Alternatively, the fuel system test rig should perhaps also attempt to take account of what effect each fuel scavenge pump might have on fuel in the main tanks and the fuel supply system leading out of them?
3. Statistical significance of duplicated restriction in two independent fuel systems
The comment on page 19 of the interim report that "This is the first such event in 6.5 million flight hours and places the failure as being 'remote' as defined in EASA CS 25.1309" perhaps does not do justice to the statistical significance of what happened.

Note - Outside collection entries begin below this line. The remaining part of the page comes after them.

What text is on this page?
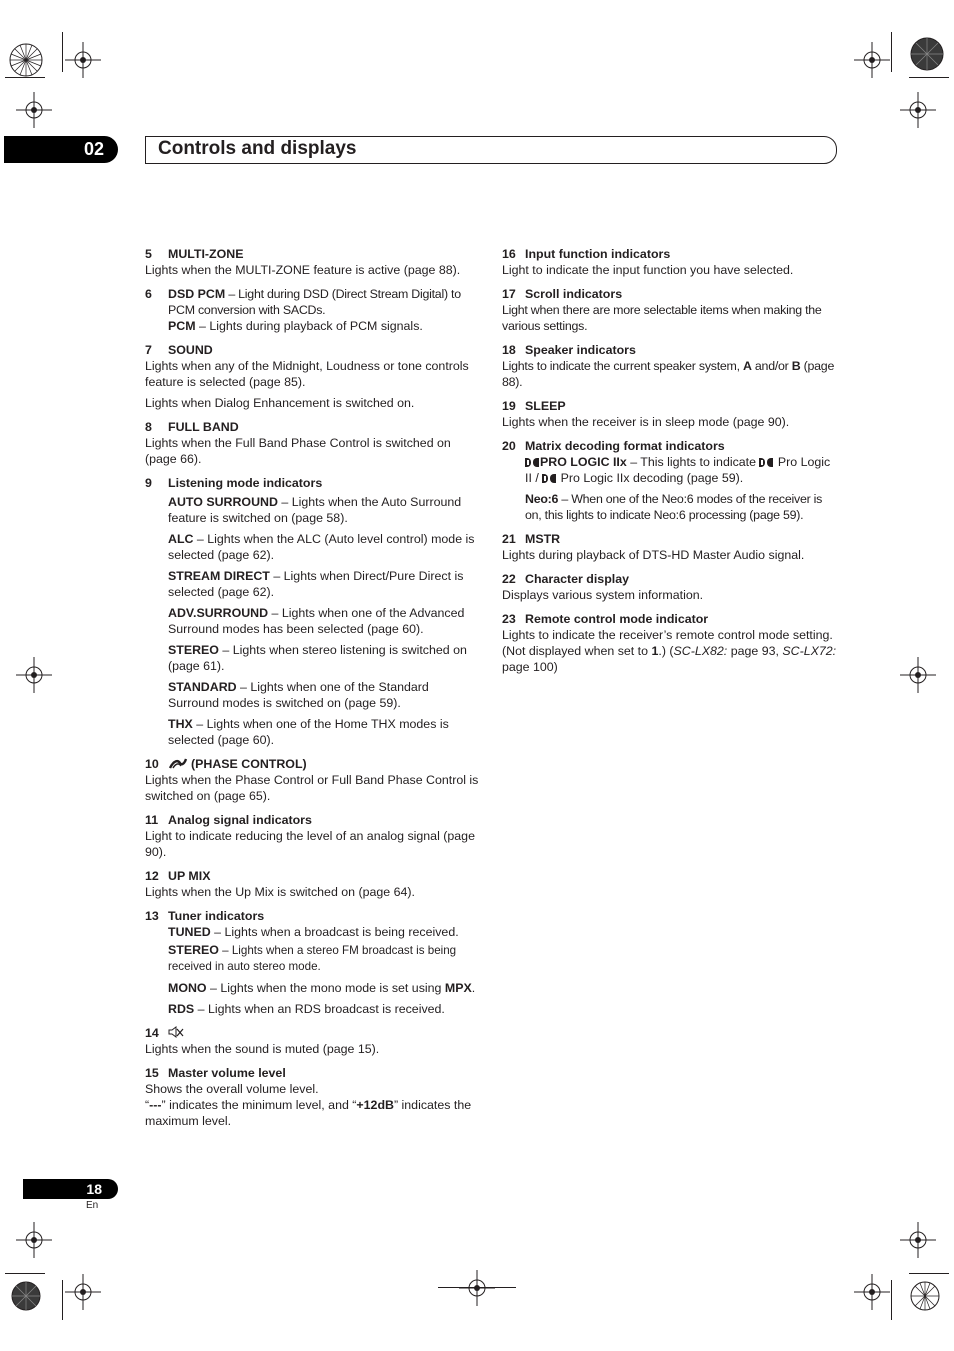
02	Controls and displays
5 MULTI-ZONE
Lights when the MULTI-ZONE feature is active (page 88).
6	DSD PCM – Light during DSD (Direct Stream Digital) to PCM conversion with SACDs.
PCM – Lights during playback of PCM signals.
7 SOUND
Lights when any of the Midnight, Loudness or tone controls feature is selected (page 85).
Lights when Dialog Enhancement is switched on.
8 FULL BAND
Lights when the Full Band Phase Control is switched on (page 66).
9 Listening mode indicators
AUTO SURROUND – Lights when the Auto Surround feature is switched on (page 58).
ALC – Lights when the ALC (Auto level control) mode is selected (page 62).
STREAM DIRECT – Lights when Direct/Pure Direct is selected (page 62).
ADV.SURROUND – Lights when one of the Advanced Surround modes has been selected (page 60).
STEREO – Lights when stereo listening is switched on (page 61).
STANDARD – Lights when one of the Standard Surround modes is switched on (page 59).
THX – Lights when one of the Home THX modes is selected (page 60).
10	(PHASE CONTROL)
Lights when the Phase Control or Full Band Phase Control is switched on (page 65).
11 Analog signal indicators
Light to indicate reducing the level of an analog signal (page 90).
12 UP MIX
Lights when the Up Mix is switched on (page 64).
13 Tuner indicators
TUNED – Lights when a broadcast is being received.
STEREO – Lights when a stereo FM broadcast is being received in auto stereo mode.
MONO – Lights when the mono mode is set using MPX.
RDS – Lights when an RDS broadcast is received.
14
Lights when the sound is muted (page 15).
15 Master volume level
Shows the overall volume level.
“---” indicates the minimum level, and “+12dB” indicates the maximum level.
16 Input function indicators
Light to indicate the input function you have selected.
17 Scroll indicators
Light when there are more selectable items when making the various settings.
18 Speaker indicators
Lights to indicate the current speaker system, A and/or B (page 88).
19 SLEEP
Lights when the receiver is in sleep mode (page 90).
20 Matrix decoding format indicators
PRO LOGIC IIx – This lights to indicate
Pro Logic II /
Pro Logic IIx decoding (page 59).
Neo:6 – When one of the Neo:6 modes of the receiver is on, this lights to indicate Neo:6 processing (page 59).
21 MSTR
Lights during playback of DTS-HD Master Audio signal.
22 Character display
Displays various system information.
23 Remote control mode indicator
Lights to indicate the receiver’s remote control mode setting. (Not displayed when set to 1.) (SC-LX82: page 93, SC-LX72: page 100)
18
En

While the statement may be correct, it could be seen as overstating the remoteness of the "event" - in particular, given the sharpened awareness from the data-mining that the particular environmental factors relevant to this event have occurred in but a few of those many flight hours and the fact that the current strawman is dependent on there being two separate duplicated events, i.e. one restriction in each independent fuel system, with assumed common contributory factors.

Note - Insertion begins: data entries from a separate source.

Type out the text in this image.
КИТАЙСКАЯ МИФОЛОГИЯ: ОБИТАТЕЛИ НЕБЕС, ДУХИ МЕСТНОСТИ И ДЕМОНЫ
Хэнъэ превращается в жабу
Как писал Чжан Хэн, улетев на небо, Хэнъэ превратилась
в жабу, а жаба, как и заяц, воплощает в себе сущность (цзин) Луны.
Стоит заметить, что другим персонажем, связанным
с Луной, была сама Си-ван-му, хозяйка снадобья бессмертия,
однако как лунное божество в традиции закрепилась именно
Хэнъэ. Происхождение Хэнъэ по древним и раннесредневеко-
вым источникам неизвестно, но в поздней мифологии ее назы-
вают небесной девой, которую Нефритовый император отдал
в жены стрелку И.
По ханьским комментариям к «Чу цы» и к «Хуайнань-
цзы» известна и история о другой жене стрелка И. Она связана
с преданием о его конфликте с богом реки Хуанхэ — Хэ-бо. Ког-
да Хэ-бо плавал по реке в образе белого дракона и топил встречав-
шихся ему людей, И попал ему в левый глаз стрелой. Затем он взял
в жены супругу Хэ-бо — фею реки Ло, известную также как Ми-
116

Also, if I may quibble with what may have been unintentionally implied by the word “remote” in the context of EASA CS 25.1309, when is a double engine rollback on a twin engine aircraft at very low altitude over a highly populated area caused by a restriction to the fuel supply to each engine limiting effective supply to about 15% or so of the certified maximum just a “major failure condition” for which “remote” is the relevant test, rather than a “hazardous failure condition” or a “catastrophic failure condition” which have to meet stricter standards? It would seem extraordinary to play down the significance of this demonstrated and duplicated failure condition, even if the improbability of its recurrence is in question.
4. Indications, annunciations and corrective actions
Also in the context of that same EASA CS 25.1309, which states in paragraph (c) (just read it at
http://www.aaib.gov.uk/sites/aaib/cm...pendix%20B.pdf) that:
“Information concerning unsafe system operating conditions must be provided to the
crew to enable them to take appropriate corrective action. A warning indication must
be provided if immediate corrective action is required. Systems and controls, including
indications and annunciations must be designed to minimise crew errors, which could
create additional hazards.”
would it not be helpful and practical (and perhaps necessary) to introduce an immediate warning and annunciation of the discrepancy between the Actual EPR and the Commanded EPR as soon as the more normal 2-3 second lag becomes a clear discrepancy as at about second 154[95] (in figure 2), rather than requiring crew to observe the discrepancy and establish if it is “just” a glide slope, autothrottle or other issue – even more so by second 160[95] when both engines are rolling back.
Needless to say, the crew did the most remarkable job – and this seems more apparent as the background unfolds and you look at how little time and room they had to act.